The General Administration of Quality Supervision, Inspection and Quarantine (AQSIQ) said it was "warning consumers" following an alert over bacteria that could lead to the potentially-fatal paralytic illness.
Fonterra, one of New Zealand's biggest dairy exporters, said three batches of whey product - which is used to make infant formula and sports drinks - had been found to contain the bacterium Clostridium botulinum, which can lead to botulism.
Quality inspectors in Shanghai have ordered baby-formula firm Dumex to "track down its sales records", the state media reported on Sunday.

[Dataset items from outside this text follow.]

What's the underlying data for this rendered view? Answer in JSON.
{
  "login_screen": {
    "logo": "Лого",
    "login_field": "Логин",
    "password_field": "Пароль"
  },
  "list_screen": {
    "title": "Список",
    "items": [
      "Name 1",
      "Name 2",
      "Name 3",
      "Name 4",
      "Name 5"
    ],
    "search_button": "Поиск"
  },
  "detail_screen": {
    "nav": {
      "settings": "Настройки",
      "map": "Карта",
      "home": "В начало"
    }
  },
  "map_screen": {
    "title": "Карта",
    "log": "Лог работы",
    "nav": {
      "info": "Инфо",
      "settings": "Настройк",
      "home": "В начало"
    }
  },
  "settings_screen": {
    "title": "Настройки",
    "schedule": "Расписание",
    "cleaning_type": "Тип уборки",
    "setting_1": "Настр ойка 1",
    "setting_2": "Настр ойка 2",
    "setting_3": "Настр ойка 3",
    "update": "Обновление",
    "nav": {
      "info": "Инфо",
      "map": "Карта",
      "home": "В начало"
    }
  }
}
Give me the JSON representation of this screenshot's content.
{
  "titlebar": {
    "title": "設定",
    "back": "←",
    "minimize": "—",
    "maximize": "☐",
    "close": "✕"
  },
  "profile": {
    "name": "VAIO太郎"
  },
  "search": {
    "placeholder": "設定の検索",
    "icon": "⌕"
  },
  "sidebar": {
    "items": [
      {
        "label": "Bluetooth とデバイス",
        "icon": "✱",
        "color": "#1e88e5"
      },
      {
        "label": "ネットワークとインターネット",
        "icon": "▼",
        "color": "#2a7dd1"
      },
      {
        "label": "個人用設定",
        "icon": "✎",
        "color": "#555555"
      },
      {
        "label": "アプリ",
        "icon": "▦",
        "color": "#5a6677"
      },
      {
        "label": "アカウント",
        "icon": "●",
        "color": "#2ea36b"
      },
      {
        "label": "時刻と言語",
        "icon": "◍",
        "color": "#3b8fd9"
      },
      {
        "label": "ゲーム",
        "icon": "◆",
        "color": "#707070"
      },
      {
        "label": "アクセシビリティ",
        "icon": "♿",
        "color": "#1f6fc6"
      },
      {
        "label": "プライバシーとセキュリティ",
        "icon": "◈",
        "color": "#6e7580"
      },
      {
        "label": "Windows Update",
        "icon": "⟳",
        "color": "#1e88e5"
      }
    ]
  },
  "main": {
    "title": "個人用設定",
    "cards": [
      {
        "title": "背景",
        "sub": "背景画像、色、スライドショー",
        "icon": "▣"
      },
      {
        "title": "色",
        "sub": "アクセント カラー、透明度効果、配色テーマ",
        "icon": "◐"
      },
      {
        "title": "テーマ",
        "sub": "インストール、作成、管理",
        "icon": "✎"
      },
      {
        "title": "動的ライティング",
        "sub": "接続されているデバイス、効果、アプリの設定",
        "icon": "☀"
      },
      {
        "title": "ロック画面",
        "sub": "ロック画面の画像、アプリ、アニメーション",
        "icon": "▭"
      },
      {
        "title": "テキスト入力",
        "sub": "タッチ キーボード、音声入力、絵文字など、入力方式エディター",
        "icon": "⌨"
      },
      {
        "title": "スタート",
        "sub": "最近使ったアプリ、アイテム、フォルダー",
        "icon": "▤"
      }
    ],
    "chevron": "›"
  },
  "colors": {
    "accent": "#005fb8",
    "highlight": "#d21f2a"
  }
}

In a statement on its website, AQSIQ also called on the New Zealand government to "take effective measures" to ensure the safety of dairy products exported to China following the scare.
Dumex has produced 726 tonnes of its milk-powder products with the Fonterra product and 420 tonnes have already been sold in China's domestic market, the official Xinhua news agency said, citing statistics from the authorities.
The other two companies ordered by China's Food and Drug Administration to stop selling products containing questionable ingredients were Hangzhou Wahaha and Coca-Cola's Chinese subsidiary.
Wahaha said it had used the Fonterra ingredient in soft drinks and had not detected any bacteria. Coca-Cola said in a statement it had used 25kg of the affected powder for its Minute Maid drinks, but the "super-high temperature" used in production meant it would be safe to consume. However, the firm added that it was nevertheless recalling the affected products.
Yesterday, Fonterra's chief executive apologised for the scare, but denied accusations that it delayed releasing information, adding that the firm had informed customers and the authorities within 24 hours of confirming the contamination problem.
Mr Theo Spierings said: "We deeply apologise to the people who have been affected. We totally understand the concern among parents. Parents have the right to know that infant nutrition and other dairy-related products are 100 per cent safe."
About 95 per cent of China's milk-powder imports from January to March came from New Zealand. There have been no reports of any illness linked to consumption of the affected Fonterra product, which was made in May last year, although the contamination was confirmed only last week.